Ce qui le rend toujours intéressant aujourd’hui, c’est ce contraste permanent entre l’emballage « cute » et la tension de jeu. En collection, il a aussi ce petit pouvoir de vitrine: tu poses la boîte, et tout le monde comprend instantanément de quel type de voyage il s’agit, même sans connaître les détails.
L’entrée en matière met rapidement les choses au clair: on est dans un jeu qui veut te faire avancer, mais surtout te faire survivre. Très vite, le C64 te demande d’être précis dans les sauts, de gérer l’espace autour de ton personnage et de choisir quand attaquer plutôt que de foncer.
Tu comprends aussi dès le début que la lecture de l’écran est capitale. Les menaces arrivent de plusieurs directions, et le niveau n’est pas un simple couloir: il faut composer avec la géographie, l’inertie et des situations qui poussent à improviser.
Sur micro-ordinateurs, les jeux d’arcade « mignons mais durs » ont une saveur particulière: on relance, on apprend par cœur, on se fabrique des routes plus sûres, et on finit par jouer presque au métronome. New Zealand Story fait partie de ces titres qui rappellent l’époque où la difficulté était aussi un langage, et où la progression venait autant de l’observation que du réflexe.

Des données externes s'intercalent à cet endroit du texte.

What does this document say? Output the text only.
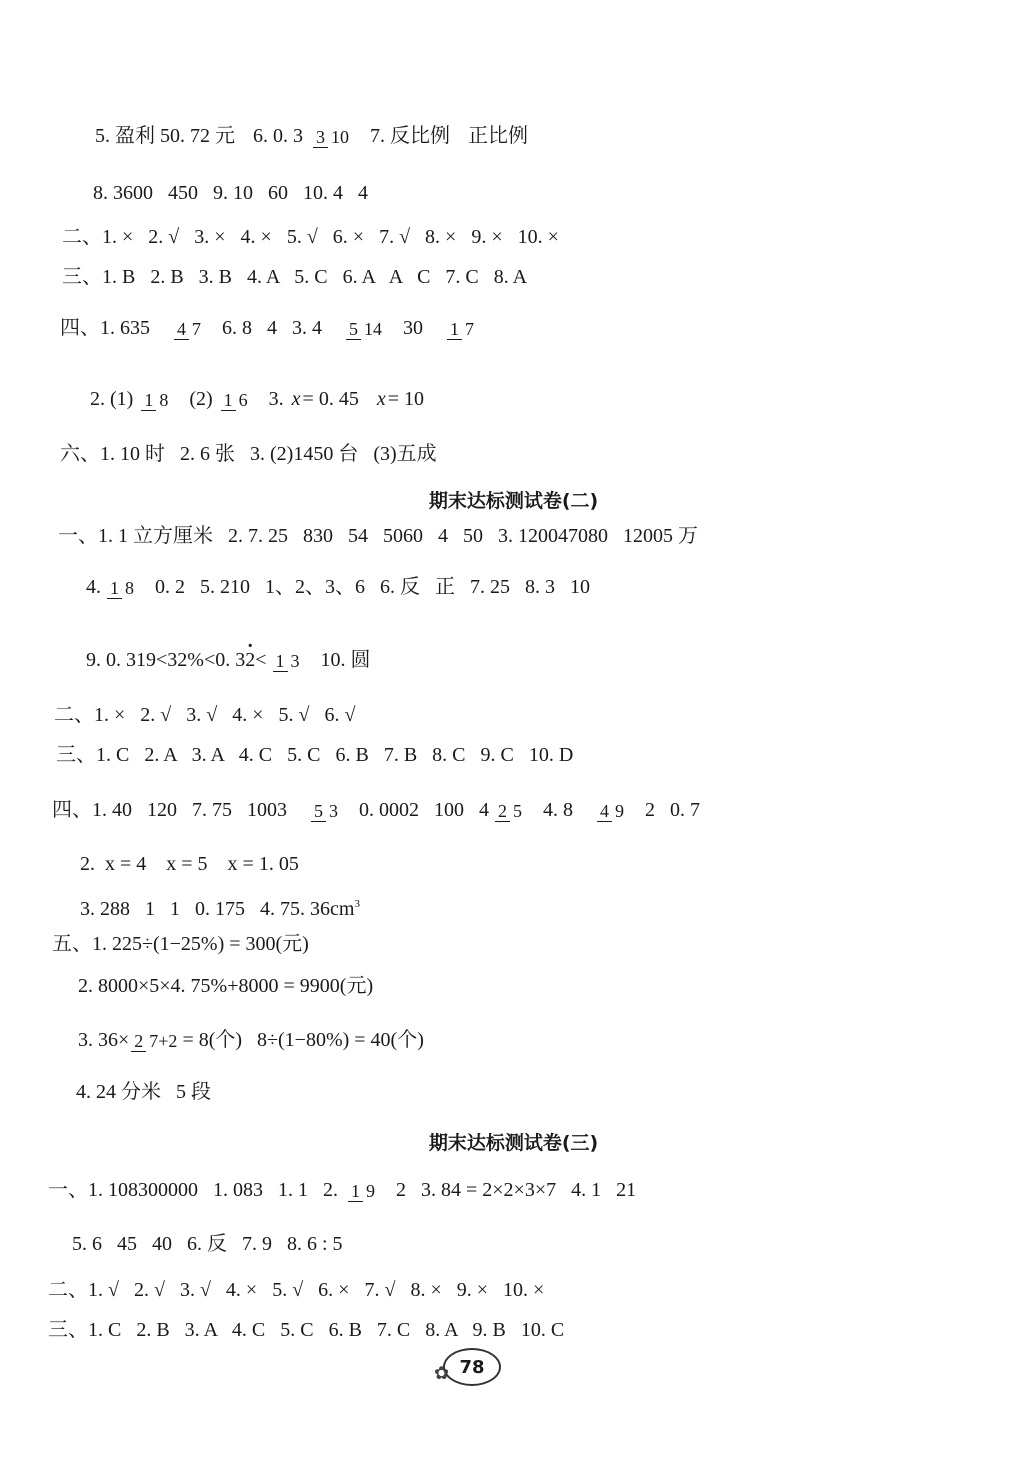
5. 盈利 50. 72 元 6. 0. 3 3 10 7. 反比例 正比例
8. 3600   450   9. 10   60   10. 4   4
二、1. ×   2. √   3. ×   4. ×   5. √   6. ×   7. √   8. ×   9. ×   10. ×
三、1. B   2. B   3. B   4. A   5. C   6. A   A   C   7. C   8. A
四、1. 635 4 7 6. 8   4   3. 4 5 14 30 1 7
2. (1) 1 8 (2) 1 6 3. x = 0. 45 x = 10
六、1. 10 时   2. 6 张   3. (2)1450 台   (3)五成
期末达标测试卷(二)
一、1. 1 立方厘米   2. 7. 25   830   54   5060   4   50   3. 120047080   12005 万
4. 1 8 0. 2   5. 210   1、2、3、6   6. 反   正   7. 25   8. 3   10
9. 0. 319<32%<0. 32 ·< 1 3 10. 圆
二、1. ×   2. √   3. √   4. ×   5. √   6. √
三、1. C   2. A   3. A   4. C   5. C   6. B   7. B   8. C   9. C   10. D
四、1. 40   120   7. 75   1003 5 3 0. 0002   100   4 2 5 4. 8 4 9 2   0. 7
2.  x = 4    x = 5    x = 1. 05
3. 288   1   1   0. 175   4. 75. 36cm3
五、1. 225÷(1−25%) = 300(元)
2. 8000×5×4. 75%+8000 = 9900(元)
3. 36× 2 7+2 = 8(个)   8÷(1−80%) = 40(个)
4. 24 分米   5 段
期末达标测试卷(三)
一、1. 108300000   1. 083   1. 1   2. 1 9 2   3. 84 = 2×2×3×7   4. 1   21
5. 6   45   40   6. 反   7. 9   8. 6 : 5
二、1. √   2. √   3. √   4. ×   5. √   6. ×   7. √   8. ×   9. ×   10. ×
三、1. C   2. B   3. A   4. C   5. C   6. B   7. C   8. A   9. B   10. C
78
✿
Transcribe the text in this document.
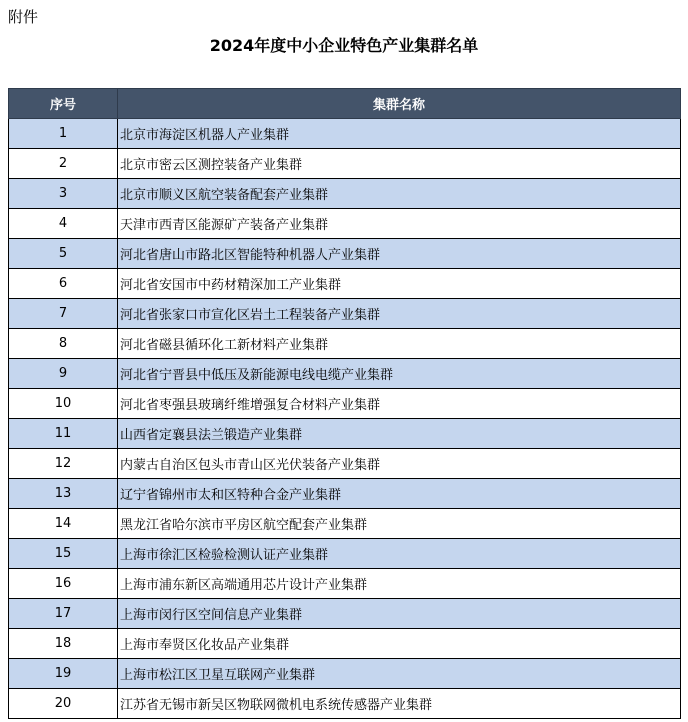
附件
2024年度中小企业特色产业集群名单
序号	集群名称
1	北京市海淀区机器人产业集群
2	北京市密云区测控装备产业集群
3	北京市顺义区航空装备配套产业集群
4	天津市西青区能源矿产装备产业集群
5	河北省唐山市路北区智能特种机器人产业集群
6	河北省安国市中药材精深加工产业集群
7	河北省张家口市宣化区岩土工程装备产业集群
8	河北省磁县循环化工新材料产业集群
9	河北省宁晋县中低压及新能源电线电缆产业集群
10	河北省枣强县玻璃纤维增强复合材料产业集群
11	山西省定襄县法兰锻造产业集群
12	内蒙古自治区包头市青山区光伏装备产业集群
13	辽宁省锦州市太和区特种合金产业集群
14	黑龙江省哈尔滨市平房区航空配套产业集群
15	上海市徐汇区检验检测认证产业集群
16	上海市浦东新区高端通用芯片设计产业集群
17	上海市闵行区空间信息产业集群
18	上海市奉贤区化妆品产业集群
19	上海市松江区卫星互联网产业集群
20	江苏省无锡市新吴区物联网微机电系统传感器产业集群
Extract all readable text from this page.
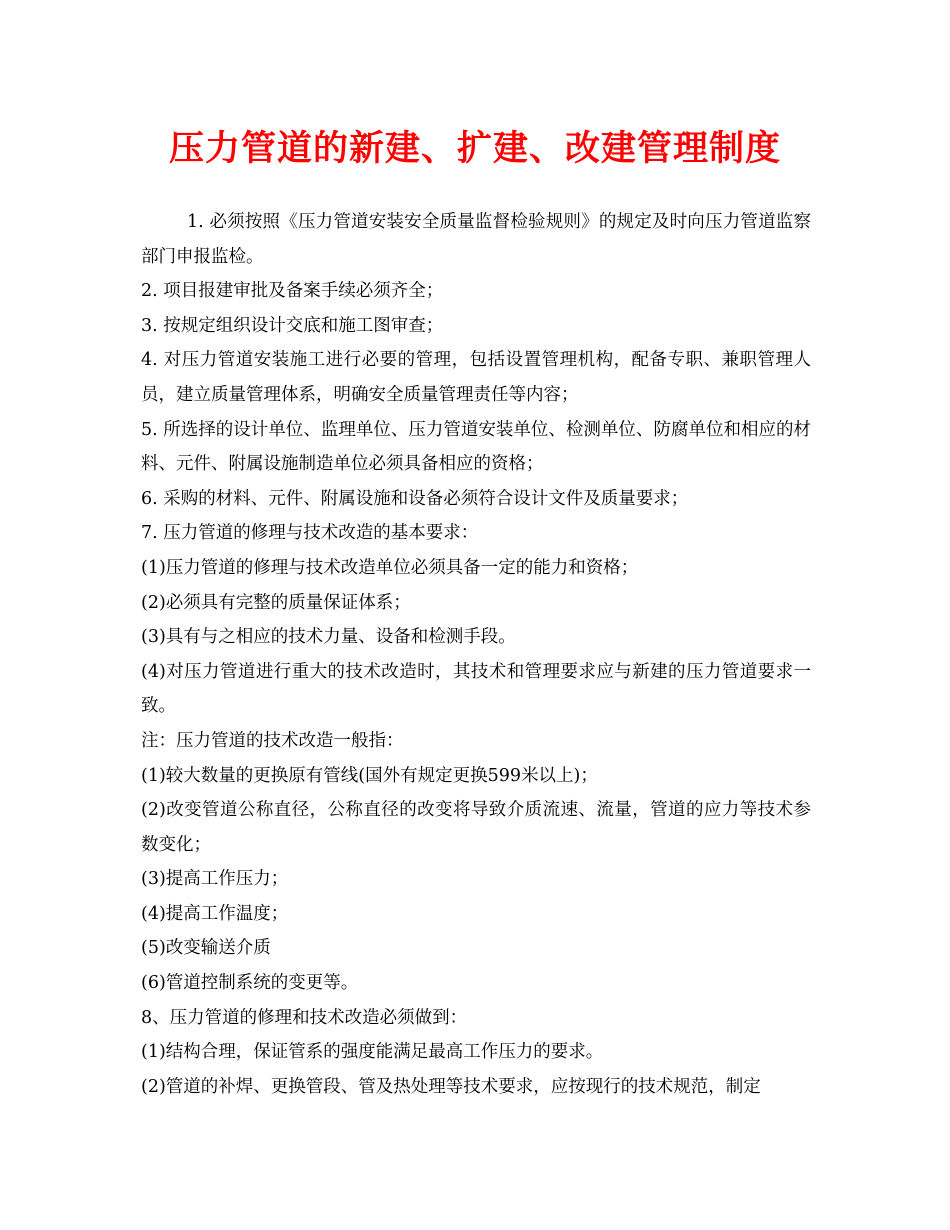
压力管道的新建、扩建、改建管理制度

1. 必须按照《压力管道安装安全质量监督检验规则》的规定及时向压力管道监察部门申报监检。

2. 项目报建审批及备案手续必须齐全；

3. 按规定组织设计交底和施工图审查；

4. 对压力管道安装施工进行必要的管理，包括设置管理机构，配备专职、兼职管理人员，建立质量管理体系，明确安全质量管理责任等内容；

5. 所选择的设计单位、监理单位、压力管道安装单位、检测单位、防腐单位和相应的材料、元件、附属设施制造单位必须具备相应的资格；

6. 采购的材料、元件、附属设施和设备必须符合设计文件及质量要求；

7. 压力管道的修理与技术改造的基本要求：

(1)压力管道的修理与技术改造单位必须具备一定的能力和资格；

(2)必须具有完整的质量保证体系；

(3)具有与之相应的技术力量、设备和检测手段。

(4)对压力管道进行重大的技术改造时，其技术和管理要求应与新建的压力管道要求一致。

注：压力管道的技术改造一般指：

(1)较大数量的更换原有管线(国外有规定更换599米以上)；

(2)改变管道公称直径，公称直径的改变将导致介质流速、流量，管道的应力等技术参数变化；

(3)提高工作压力；

(4)提高工作温度；

(5)改变输送介质

(6)管道控制系统的变更等。

8、压力管道的修理和技术改造必须做到：

(1)结构合理，保证管系的强度能满足最高工作压力的要求。

(2)管道的补焊、更换管段、管及热处理等技术要求，应按现行的技术规范，制定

Le cœur du jeu vient d’une base arcade, et ça se ressent dans la philosophie générale: beaucoup d’ennemis, une pression constante, et une idée simple qui se décline en variations de plus en plus exigeantes. Sur C64, l’intérêt est justement de voir comment cette énergie se traduit sur une machine au feeling très différent, où le confort dépend autant du portage que de ton installation.
On est sur une plateforme-action où l’attaque sert autant à dégager le passage qu’à se créer des fenêtres de sécurité. La sensation typique, c’est de jongler entre le mouvement et le contrôle de la zone: rester trop statique te condamne, mais te précipiter t’expose à des collisions bêtes.
L’ambiance, elle, joue sur une imagerie légère, presque enfantine, qui rend les échecs plus piquants encore. Le jeu n’a pas besoin de gore ni de grands discours: il te fait comprendre sa dureté par la répétition, le placement et la sanction immédiate. C’est précisément ce qui peut accrocher en 2026: une boucle de jeu lisible, exigeante, et étonnamment « pure ».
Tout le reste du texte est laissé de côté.